News Letter journalist and author Billy Kennedy is in East Tennessee this weekend for celebrations marking the career of iconic American statesman Sam Houston.
On this trip, Billy will be joined by the DUP Mayor of Antrim/Newtownabbey Councillor Thomas Hogg, whose council region is where the Houston family lived when they moved from Scotland in the 17th century before making the trek to America in the mid-1700s
A bronze statue of the celebrated Governor of Texas and Tennessee, costing $100,000, will be unveiled in Maryville town centre on Saturday, identifying Sam and his family’s link with the East Tennessee region..
Civic leaders will be among several hundred invited guests at the ceremonies, including US Senators and Congress members and Mr Hogg and Mr Kennedy will speak and bring greetings from Northern Ireland..
Billy Kennedy’s 11 books have chronicled the 18th century migration of Ulster-Scots families like the Houston family to America. He said: “It’s quite an honour and privilege to be invited to join in these ceremonies. In my opinion, Sam Houston was the greatest American never to become president and his Ulster-Scots roots are well documented.”

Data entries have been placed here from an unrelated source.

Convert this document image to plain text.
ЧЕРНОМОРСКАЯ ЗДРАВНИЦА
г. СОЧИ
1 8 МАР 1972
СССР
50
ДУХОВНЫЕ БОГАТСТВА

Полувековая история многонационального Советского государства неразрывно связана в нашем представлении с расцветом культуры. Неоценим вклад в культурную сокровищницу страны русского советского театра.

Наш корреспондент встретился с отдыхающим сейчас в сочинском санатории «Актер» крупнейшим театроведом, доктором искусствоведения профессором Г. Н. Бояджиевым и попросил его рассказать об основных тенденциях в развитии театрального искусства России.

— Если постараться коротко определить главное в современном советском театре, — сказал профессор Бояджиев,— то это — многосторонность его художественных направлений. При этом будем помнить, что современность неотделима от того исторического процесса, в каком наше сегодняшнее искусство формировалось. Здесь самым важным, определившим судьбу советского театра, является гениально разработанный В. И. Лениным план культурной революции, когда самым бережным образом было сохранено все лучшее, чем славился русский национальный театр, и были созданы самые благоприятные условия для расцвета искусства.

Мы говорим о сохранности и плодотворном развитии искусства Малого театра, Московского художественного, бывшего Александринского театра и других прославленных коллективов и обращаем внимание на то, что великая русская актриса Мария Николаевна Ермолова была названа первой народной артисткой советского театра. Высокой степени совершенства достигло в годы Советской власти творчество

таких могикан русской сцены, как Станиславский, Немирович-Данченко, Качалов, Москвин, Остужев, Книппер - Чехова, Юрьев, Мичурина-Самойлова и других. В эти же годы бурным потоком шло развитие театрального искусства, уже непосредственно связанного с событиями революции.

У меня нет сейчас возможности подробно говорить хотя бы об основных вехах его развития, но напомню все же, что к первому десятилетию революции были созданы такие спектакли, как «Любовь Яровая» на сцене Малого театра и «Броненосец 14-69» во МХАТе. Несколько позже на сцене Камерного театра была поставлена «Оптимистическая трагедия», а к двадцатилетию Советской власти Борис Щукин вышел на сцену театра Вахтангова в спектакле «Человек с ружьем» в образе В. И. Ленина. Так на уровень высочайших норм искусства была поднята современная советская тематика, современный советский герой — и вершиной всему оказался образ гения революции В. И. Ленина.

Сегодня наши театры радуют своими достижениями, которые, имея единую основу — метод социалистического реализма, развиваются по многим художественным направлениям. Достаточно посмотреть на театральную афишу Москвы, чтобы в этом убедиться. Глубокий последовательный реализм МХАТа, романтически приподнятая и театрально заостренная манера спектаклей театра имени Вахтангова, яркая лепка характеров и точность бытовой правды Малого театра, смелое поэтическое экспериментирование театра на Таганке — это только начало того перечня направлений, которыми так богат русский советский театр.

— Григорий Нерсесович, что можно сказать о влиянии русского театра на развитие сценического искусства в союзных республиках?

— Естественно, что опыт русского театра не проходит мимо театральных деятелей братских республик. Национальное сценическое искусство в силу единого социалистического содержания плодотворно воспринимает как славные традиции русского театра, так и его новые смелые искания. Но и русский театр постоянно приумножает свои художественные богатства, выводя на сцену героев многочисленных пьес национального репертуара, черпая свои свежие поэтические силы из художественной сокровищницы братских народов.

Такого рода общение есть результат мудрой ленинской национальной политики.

Sam Houston is the only American to be governor of two states – Tennessee and Texas.
Taking part in the Maryville celebrations will be Sam Houston’s great-great grand-daughter Madge Roberts and Mac Woodward, mayor of Huntsville, Texas, where Houston spent his last years.
Sam’s roots to the Scots-Irish (Ulster-Scots) diaspora will be highlighted and a high official of the Cherokee Nation will speak of Sam’s Cherokee citizenship as a young man.
The Houston clan came from lowland Scotland to settle in east Co Antrim in the mid-1660s, around Ballyboley/Ballynure/Ballybracken.
Sam Houston’s ancestor John Houston emigrated to America in 1740 and the family settled in the Shenandoah Valley of Virginia at Timber Ridge outside Lexington where they founded the local Presbyterian Church. The family moved to East Tennessee in 1807.
The Texas city of Houston (population 2.5million) is named in Sam Houston’s honour.